As auto producers continue to unveil plans for developing all-electric (EV) and plug-in-hybrid vehicles (PHEV) for the near-future market, there are still many questions regarding the broader implications of building a larger EV infrastructure. Many of the use models for electric cars involve some form of recharging strategy relying on a direct interface with our current energy grid. This is no simple proposition. Though it is improving, much of our energy grid is quite antiquated. Just this week, as the summer temperatures started setting in here in New York, we had small scale brown outs and power shortages in several highly populated portions of north Brooklyn.
In order to prepare for the impeding influx of electric vehicles on US streets, solutions for managing their use of the power grid will need to be implemented. We’ve already seen a lot of these “smart grid” technologies hit the market for home energy management. Google among other companies have developed energy management tools that help users understand their home energy use and make changes to improve their efficiency. Recharging a car would add an immense load to the average household energy needs making the need for such technologies that much more important. To be successful, energy management tools will need to not only monitor the use of your appliances and heating and cooling systems but also your new electric car.

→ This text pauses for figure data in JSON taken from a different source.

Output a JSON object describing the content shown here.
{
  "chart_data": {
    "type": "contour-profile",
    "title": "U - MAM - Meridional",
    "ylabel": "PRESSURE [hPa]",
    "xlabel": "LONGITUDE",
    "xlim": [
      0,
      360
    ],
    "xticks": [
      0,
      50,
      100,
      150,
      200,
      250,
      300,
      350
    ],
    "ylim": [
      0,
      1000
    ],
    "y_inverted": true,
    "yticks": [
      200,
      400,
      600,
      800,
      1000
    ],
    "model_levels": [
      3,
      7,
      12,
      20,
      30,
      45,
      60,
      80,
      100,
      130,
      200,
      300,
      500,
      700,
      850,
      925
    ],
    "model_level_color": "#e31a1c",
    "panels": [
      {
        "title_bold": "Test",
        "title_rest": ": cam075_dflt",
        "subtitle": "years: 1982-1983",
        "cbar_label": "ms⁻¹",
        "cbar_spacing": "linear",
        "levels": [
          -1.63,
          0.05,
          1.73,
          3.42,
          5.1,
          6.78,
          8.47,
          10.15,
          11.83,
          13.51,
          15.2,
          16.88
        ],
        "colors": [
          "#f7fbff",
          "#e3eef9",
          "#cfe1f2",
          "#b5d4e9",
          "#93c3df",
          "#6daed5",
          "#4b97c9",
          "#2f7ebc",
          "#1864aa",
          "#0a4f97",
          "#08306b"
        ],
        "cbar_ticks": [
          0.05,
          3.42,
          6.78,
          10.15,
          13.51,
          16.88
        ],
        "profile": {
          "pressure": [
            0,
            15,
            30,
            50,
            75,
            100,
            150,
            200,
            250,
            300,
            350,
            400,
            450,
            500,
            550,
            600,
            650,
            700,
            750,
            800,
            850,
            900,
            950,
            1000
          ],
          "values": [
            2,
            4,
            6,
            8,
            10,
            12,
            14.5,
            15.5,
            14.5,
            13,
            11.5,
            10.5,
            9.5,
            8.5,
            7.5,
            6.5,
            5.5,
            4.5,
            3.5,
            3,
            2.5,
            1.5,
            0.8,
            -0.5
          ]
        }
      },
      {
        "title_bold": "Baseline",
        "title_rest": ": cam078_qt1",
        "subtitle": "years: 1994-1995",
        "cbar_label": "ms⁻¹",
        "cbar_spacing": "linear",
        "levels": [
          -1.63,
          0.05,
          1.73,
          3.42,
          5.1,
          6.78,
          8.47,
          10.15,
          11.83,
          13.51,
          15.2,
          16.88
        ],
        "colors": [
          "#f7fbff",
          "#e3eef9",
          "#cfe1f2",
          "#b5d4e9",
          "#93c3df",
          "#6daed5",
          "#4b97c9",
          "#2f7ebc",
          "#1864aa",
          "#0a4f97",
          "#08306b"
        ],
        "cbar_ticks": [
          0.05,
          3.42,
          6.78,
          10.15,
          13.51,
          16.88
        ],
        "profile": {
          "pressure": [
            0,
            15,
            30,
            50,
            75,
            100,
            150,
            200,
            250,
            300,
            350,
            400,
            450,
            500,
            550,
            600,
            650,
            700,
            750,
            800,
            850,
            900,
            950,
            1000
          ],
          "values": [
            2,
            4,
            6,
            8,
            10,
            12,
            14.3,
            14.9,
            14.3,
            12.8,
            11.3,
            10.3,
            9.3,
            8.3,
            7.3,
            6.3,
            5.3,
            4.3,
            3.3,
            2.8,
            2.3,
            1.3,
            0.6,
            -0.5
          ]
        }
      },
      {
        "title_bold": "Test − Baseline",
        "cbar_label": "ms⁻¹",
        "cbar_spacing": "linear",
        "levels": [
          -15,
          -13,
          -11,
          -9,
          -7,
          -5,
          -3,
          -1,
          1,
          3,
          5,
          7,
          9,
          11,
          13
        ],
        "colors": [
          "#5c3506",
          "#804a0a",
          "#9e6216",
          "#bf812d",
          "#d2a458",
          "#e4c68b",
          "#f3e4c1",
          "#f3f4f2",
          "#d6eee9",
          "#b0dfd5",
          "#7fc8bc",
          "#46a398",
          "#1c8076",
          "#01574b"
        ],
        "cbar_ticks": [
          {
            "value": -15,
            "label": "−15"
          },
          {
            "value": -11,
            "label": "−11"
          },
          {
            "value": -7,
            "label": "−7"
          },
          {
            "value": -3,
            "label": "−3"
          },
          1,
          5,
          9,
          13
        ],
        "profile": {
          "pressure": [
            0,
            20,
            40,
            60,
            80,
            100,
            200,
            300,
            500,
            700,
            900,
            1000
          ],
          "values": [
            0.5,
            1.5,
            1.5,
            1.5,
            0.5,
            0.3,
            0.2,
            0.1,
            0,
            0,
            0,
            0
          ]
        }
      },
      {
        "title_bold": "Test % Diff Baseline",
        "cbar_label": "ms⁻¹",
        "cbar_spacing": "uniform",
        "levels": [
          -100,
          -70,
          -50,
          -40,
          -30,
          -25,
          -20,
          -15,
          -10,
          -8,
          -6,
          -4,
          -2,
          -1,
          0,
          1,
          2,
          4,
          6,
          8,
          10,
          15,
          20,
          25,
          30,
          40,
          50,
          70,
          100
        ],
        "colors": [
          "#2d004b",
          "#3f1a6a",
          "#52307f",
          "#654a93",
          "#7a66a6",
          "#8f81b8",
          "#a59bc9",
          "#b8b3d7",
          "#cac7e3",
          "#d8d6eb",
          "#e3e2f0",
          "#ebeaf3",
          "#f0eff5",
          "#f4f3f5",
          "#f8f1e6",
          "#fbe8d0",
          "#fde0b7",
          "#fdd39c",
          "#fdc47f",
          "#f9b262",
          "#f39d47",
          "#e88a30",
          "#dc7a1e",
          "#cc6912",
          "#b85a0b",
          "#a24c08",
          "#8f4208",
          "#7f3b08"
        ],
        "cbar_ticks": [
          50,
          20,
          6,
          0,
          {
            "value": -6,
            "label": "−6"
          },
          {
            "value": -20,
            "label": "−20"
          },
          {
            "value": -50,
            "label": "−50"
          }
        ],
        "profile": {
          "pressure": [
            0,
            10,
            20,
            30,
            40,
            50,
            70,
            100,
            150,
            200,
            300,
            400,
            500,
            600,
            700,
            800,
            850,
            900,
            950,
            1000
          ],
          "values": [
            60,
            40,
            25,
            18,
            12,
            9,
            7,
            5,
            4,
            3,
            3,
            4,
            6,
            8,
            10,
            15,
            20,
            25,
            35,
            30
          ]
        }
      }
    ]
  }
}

The Ford Motor Co. has already got a jump on this need by partnering with Microsoft to integrate energy management software into it’s future line of electric vehicles. Ford is planning on releasing a all-electric version of their popular Focus model as soon as 2011. Microsoft’s Hohm software will assist owners in determining how to to recharge their vehicle’s batteries in the most efficient, responsible, and affordable way. The primary goal of the software will be to lessen the strain of car charging on the power grid during peak hours, and to help utilities better manage the rising need. To accomplish this Ford and Microsoft will also be working directly with individual cities and utilities to bring them into the development process creating a true “systems” approach.
IT has been an increasingly important part of auto design, most recently in the form of integrating the myriad of mobile technologies we have come to rely on. Ford’s partnership with Microsoft takes this relationship a step further by involving the still emerging field of smart grid technology into the future automobile. Regardless of weather Electric vehicles represent the best long-term solution to the countries car-dependency, the EVs are certainly here and are going to be a influential part of the future energy needs.